Fraud Detection and Prevention:
On October 2, 2013 VISA announced an upgrade to its Visa Advanced Authorization (VAA) technology that vastly improves the ability of its processing network to detect potential fraudulent activity in electronic payments.
The global payment processor's VAA technology is used to accept, track and deny payments from cards.
According to Mark Nelsen, Head of Risk and Authentication Products, Visa Inc - cardholders, merchants and issuers all want to have convenience and be confident with the security of each Visa transaction. "The great improvements we've made in Advanced Authorization this year were designed to do just that: fight fraud and its costs to financial institutions and merchants, while also ensuring legitimate transactions are handled with the speed and convenience that consumers and merchants want" he said.
Visa claims to have improved the VAA system in many ways. Additional neural networks have been added to analyze the data and detect transactions which have a higher chance of being fraudulent. More transactional history data has also been included. The result they claim is more robust performance and improvement of as much as 130% in detecting fraud in debit transactions and 175% for credit transactions.
The enhanced model also boasts risk indicators mainly for transactions at automated fuel dispensers. Visa says its network can now pinpoint suspicious activity at a gas station and apply that to all transactions processed through that station. The model can potentially increase the effectiveness of fraud detection in this segment by as much as 266% for debit transactions and 163% in credit according to them.
According to Visa, the improvements on the VAA system could substantially reduce fraud in both transactions where Visa card is physically present (like retail store) and card not present environment (such as online shopping). The improvements are effective for both consumer and commercial accounts and transactions.

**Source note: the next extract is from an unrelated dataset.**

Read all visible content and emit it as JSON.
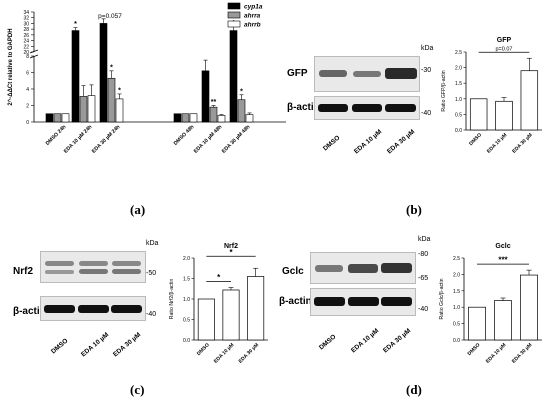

Should the startups working on fraud detection and prevention (big data analytics, etc.) to help payment companies worry because the core network processor is improving systems? is the work done by them on fraud algorithms and risk systems going to be redundant now? We are trying to find out answers to those questions. Stay tuned!

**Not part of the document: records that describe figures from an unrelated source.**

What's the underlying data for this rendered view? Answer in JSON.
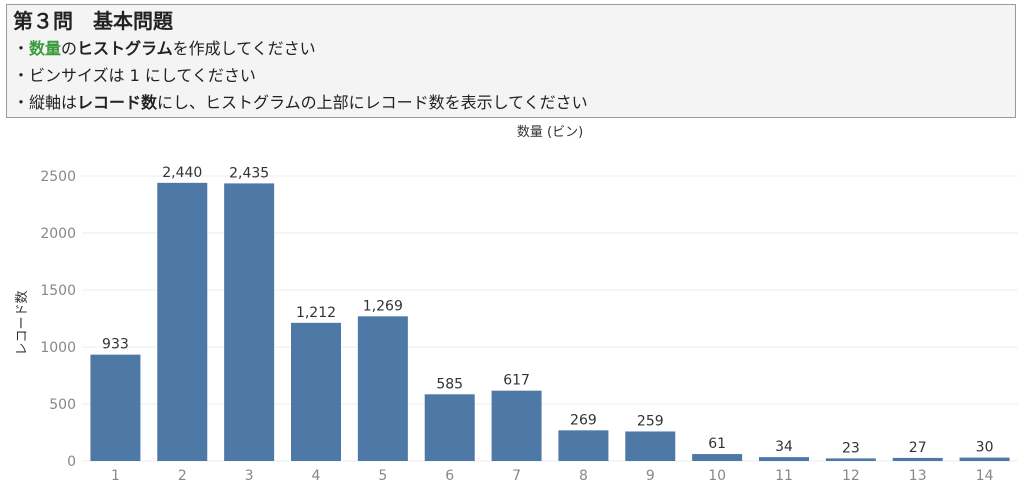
{
  "task": {
    "title": "第３問　基本問題",
    "line1": {
      "bullet": "・",
      "green": "数量",
      "mid": "の",
      "bold": "ヒストグラム",
      "tail": "を作成してください"
    },
    "line2": {
      "bullet": "・",
      "text": "ビンサイズは 1 にしてください"
    },
    "line3": {
      "bullet": "・",
      "pre": "縦軸は",
      "bold": "レコード数",
      "tail": "にし、ヒストグラムの上部にレコード数を表示してください"
    }
  },
  "chart_data": {
    "type": "bar",
    "title": "数量 (ビン)",
    "xlabel": "",
    "ylabel": "レコード数",
    "categories": [
      "1",
      "2",
      "3",
      "4",
      "5",
      "6",
      "7",
      "8",
      "9",
      "10",
      "11",
      "12",
      "13",
      "14"
    ],
    "values": [
      933,
      2440,
      2435,
      1212,
      1269,
      585,
      617,
      269,
      259,
      61,
      34,
      23,
      27,
      30
    ],
    "value_labels": [
      "933",
      "2,440",
      "2,435",
      "1,212",
      "1,269",
      "585",
      "617",
      "269",
      "259",
      "61",
      "34",
      "23",
      "27",
      "30"
    ],
    "ylim": [
      0,
      2600
    ],
    "yticks": [
      0,
      500,
      1000,
      1500,
      2000,
      2500
    ],
    "grid": true,
    "bar_color": "#4e79a7"
  }
}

New Standard to move away from Card numbers to token for each transaction:
The major payment card companies – MasterCard, Visa and American Express have proposed a new industry standard to make online payments more secure by eliminating the need to enter account numbers while shopping online or with smartphones.
They say that customers will be given individual identifying numbers or digital ‘token’ for their tablets or smartphones, which they can enter when shopping online. This creates an additional level of security, as it would mean that merchants cannot store credit card or account numbers.
According to the card giants, the new standard will be based on existing industry standards and will be available to all payment networks as well as other payment participants. Methods to identify and verify a customer before replacing the traditional card account number with a token are also included in the standard.
Jim McCarthy, global head of Innovation and Strategic Partnerships, Visa, said “As more consumers make purchases with mobile phones, tablets and PCs, we are committed to showing industry leadership in the development of new standards that offer the same interoperability, reliability and security as traditional card payments.”
Most of the payment card companies have already committed to EMV and NFC technology. The end of 2014 is expected to see all top tier merchants along with most smaller ones in the US utilizing this standard due to financial incentives and liability shifts according to the companies.
LTP View: Visa is a leading player in the payment card industry along with Mastercard. With these new initiatives they are looking to deal with increasing fraudulent activity. Visa’s focus on security with the enhancements of VAA should go well with banks and the end consumers. Factored payment mechanisms (such as PayPal) which hide the card details behind a third party account have emerged in recent years. All this while, industry was hoping that the Payment card giants would up the ante and improve fraud detection and prevention. A number of startups also sprang up to address these kind of security issues. On the other hand, proposed global standard (tokens based) may enable Visa, MasterCard and American Express to not only bounce back but propel their initiatives (V.me and Master pass) to the forefront of the market.